Clean as you pack and pack ahead
Packing is a hellish experience where you realize you have way too much stuff and you also realize you haven’t cleaned half of that stuff since you moved the last time. Now it’s even more important to clean and disinfect everything. So as you’ve gathered all your things into one place, what better time to wipe all of them down and make sure they’re clean? You also shouldn’t procrastinate with packing if you want to be extra cautious while moving. Coronavirus can live on cardboard boxes for up to 24 hours. So to be courteous to your movers, make sure you have everything packed and untouched for at least a day before your movers arrive.
Put everything in boxes or plastic
Although you’ll probably want to be extra careful and sanitize all of your belongings again when you move into your new home, you’ll still make it a whole lot easier on yourself if everything you own has a barrier between it and the stranger picking it up. Put everything you can in boxes, and if you have furniture or larger items that won’t fit in boxes, at least wrap it in plastic you can throw away afterward.

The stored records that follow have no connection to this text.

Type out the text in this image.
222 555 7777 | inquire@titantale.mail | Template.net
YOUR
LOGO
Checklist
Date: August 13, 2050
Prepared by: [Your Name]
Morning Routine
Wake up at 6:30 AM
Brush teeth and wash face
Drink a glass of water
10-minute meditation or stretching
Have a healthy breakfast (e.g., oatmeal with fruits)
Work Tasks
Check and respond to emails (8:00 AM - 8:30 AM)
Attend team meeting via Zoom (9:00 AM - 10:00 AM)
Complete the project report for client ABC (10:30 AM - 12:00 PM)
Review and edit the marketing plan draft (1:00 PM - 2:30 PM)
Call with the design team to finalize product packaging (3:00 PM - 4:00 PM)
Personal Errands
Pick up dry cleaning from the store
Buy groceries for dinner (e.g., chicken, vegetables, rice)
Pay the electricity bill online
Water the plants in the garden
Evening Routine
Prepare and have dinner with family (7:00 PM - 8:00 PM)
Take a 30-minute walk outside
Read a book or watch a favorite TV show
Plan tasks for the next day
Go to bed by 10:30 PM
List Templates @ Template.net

Also, be sure not to use recycled or borrowed boxes. It might be environmentally friendly, but as we said earlier, coronavirus can live on cardboard for a long time.

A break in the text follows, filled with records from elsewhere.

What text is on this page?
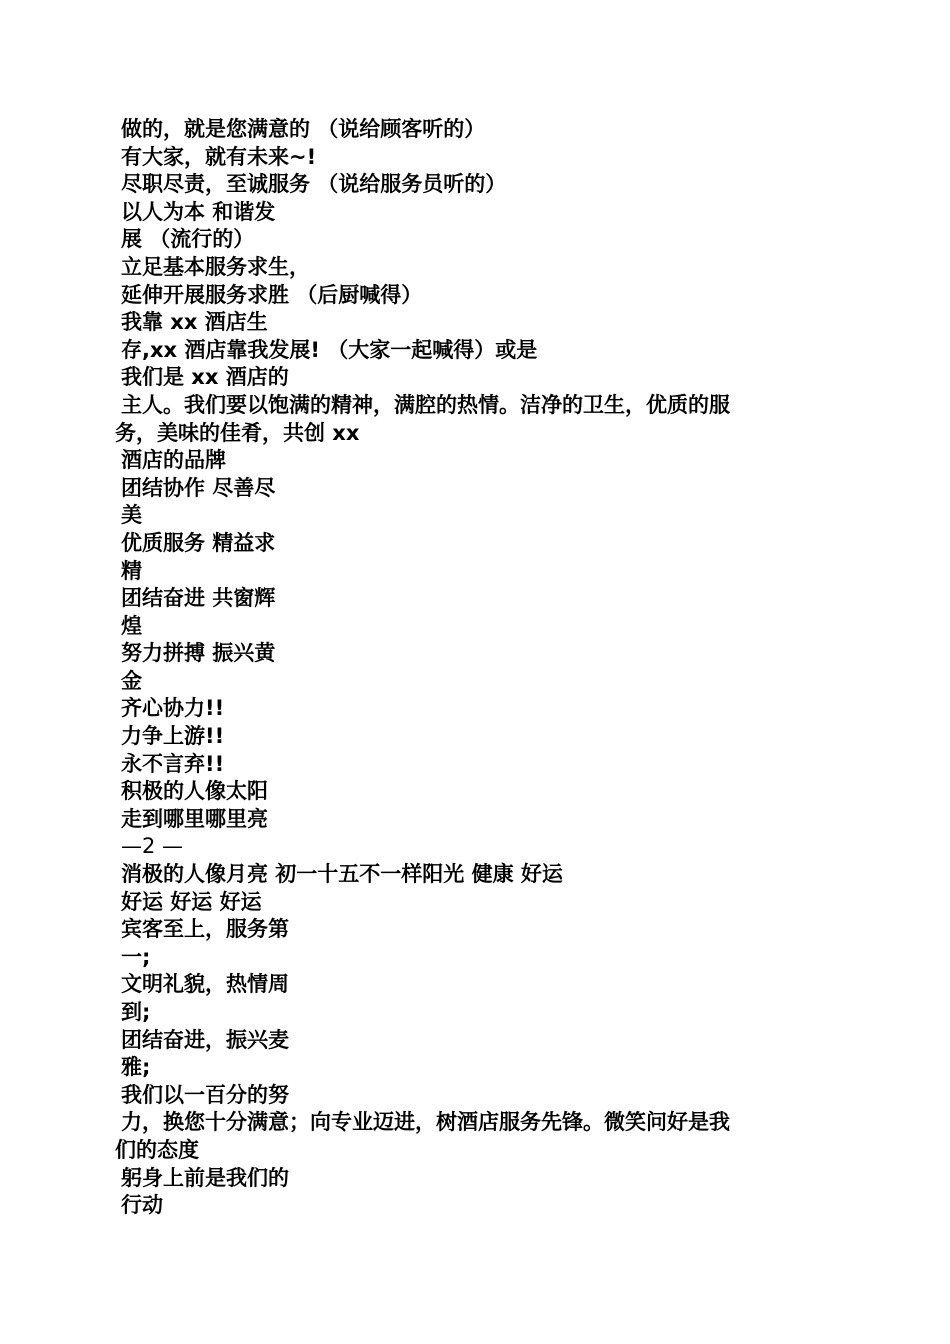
做的，就是您满意的 （说给顾客听的）
有大家，就有未来~!
尽职尽责，至诚服务 （说给服务员听的）
以人为本 和谐发
展 （流行的）
立足基本服务求生，
延伸开展服务求胜 （后厨喊得）
我靠 xx 酒店生
存,xx 酒店靠我发展! （大家一起喊得）或是
我们是 xx 酒店的
主人。我们要以饱满的精神，满腔的热情。洁净的卫生，优质的服
务，美味的佳肴，共创 xx
酒店的品牌
团结协作 尽善尽
美
优质服务 精益求
精
团结奋进 共窗辉
煌
努力拼搏 振兴黄
金
齐心协力!!
力争上游!!
永不言弃!!
积极的人像太阳
走到哪里哪里亮
—2 —
消极的人像月亮 初一十五不一样阳光 健康 好运
好运 好运 好运
宾客至上，服务第
一;
文明礼貌，热情周
到;
团结奋进，振兴麦
雅;
我们以一百分的努
力，换您十分满意；向专业迈进，树酒店服务先锋。微笑问好是我
们的态度
躬身上前是我们的
行动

Plan for unpacking on your own
While before, your moving company would usually unpack your belongings for you, now that seems like a risky move. That means you’re on your own in the unpacking process. And since you’ll likely be moving to a new placement where you don’t know anyone, it’s time to mentally prepare yourself for unpacking alone. This doesn’t have to be a painful process if you 1) give yourself the proper amount of time off work to make it happen 2) make it fun! Install your TV and your speakers first so you can have some entertainment while you’re working. Have a pizza and a bottle of wine delivered to your new digs and give yourself the treats that you usually promise to friends in exchange for their moving help. It’s all on you which means all the pizza is YOURS.
You got this. The key is disinfecting everything, keeping the talking and in-person interacting to a minimum, and finding enjoyment in being self-sufficient.